Komplex presents a solo exhibition 《Too Sunny》 by artist Yiji Jeong, on view through June 27.

The artist paints the beauty of things that stay close beside us. Sunlight, love, and things like love: a loved one resting on my knees, a glass of lemonade held in her hand. Morning glories from a distant place, light flickering across her face turned away from the sun, the shadow it casts, moisture in the eyes.

A snowball kept in the freezer from last winter, the temperature surrounding a still life, and the colors filling the space around it. Through painting, Jeong preserves these moments of beauty—beauty she wished could remain forever.
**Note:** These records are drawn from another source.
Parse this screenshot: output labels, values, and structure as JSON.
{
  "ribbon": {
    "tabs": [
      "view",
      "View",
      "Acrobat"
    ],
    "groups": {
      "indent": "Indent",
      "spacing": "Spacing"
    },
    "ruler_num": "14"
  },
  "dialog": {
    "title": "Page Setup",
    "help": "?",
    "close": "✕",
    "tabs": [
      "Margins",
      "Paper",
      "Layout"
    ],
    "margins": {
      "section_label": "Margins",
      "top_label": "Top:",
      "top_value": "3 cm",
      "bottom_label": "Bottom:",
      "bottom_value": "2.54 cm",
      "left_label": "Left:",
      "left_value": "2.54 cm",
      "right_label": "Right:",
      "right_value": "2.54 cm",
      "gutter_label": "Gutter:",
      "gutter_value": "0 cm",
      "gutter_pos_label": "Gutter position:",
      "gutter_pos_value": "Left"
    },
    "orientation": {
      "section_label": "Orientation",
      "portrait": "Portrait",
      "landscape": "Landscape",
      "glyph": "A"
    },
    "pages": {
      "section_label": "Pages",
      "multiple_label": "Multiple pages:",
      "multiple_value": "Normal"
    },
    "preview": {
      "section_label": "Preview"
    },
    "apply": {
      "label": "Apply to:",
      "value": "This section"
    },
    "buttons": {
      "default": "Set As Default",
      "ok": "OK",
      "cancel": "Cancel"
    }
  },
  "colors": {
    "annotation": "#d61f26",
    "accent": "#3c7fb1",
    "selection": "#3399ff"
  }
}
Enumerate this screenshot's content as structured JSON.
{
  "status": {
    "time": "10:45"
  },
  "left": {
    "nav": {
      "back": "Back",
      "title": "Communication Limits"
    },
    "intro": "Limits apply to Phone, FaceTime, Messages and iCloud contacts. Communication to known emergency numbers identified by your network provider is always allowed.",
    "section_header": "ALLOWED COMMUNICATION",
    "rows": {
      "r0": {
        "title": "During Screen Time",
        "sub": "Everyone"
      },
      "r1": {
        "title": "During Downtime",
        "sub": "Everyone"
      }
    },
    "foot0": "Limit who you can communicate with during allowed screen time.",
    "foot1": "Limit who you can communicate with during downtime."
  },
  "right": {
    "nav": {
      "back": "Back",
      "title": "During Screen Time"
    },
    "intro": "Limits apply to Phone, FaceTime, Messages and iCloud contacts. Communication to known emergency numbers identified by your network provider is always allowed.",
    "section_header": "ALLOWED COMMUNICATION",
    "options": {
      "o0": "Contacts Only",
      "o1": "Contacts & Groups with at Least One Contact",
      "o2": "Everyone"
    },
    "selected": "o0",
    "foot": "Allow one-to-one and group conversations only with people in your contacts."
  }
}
Installation view of 《Too Sunny》 © Komplex

Moments are first captured quickly through a camera, drawing, or sketch, then continually edited so that these initial records move closer to the scene as it was experienced through her senses. When working with a smartphone camera, she zooms in to draw the subject nearer, composing images in which the motif and structure she wishes to paint come into sharper focus.

In the process, many of the forms and colors that once occupied the background are removed. The filtered image is cropped again and again, gradually coming to resemble the scene she saw, heard, smelled, and touched.

As she repeatedly studies the play of light and shadow upon her subjects, tracing the most delicate points she wishes to paint within the edited frame, much of the perspective and spatial depth originally recorded by the camera falls away. What remains becomes increasingly flattened, transformed into an image that edges closer to painting.


Installation view of 《Too Sunny》 © Komplex

Drawing rectangular borders over and over again on paper crossed by sketch lines—a process of determining what will ultimately be transferred to the canvas—is likewise an effort to bring sensation and painting into closer alignment.

Even after translating these refined images into oil and paint, the artist returns to the memory of that particular gaze and state of mind. Recalling the moment, she once again removes sections of canvas, trimming and adjusting the scale and proportions of the image.

Through this repeated process of subtraction, narrowing, and preservation, the painting finally arrives at the form of a fleeting image—one that was not only seen, but also imagined and contemplated.

These images possess a tangible physical form, yet they also carry emotion and reflection. They are the shapes that briefly shimmered into being, both within and beyond the artist herself.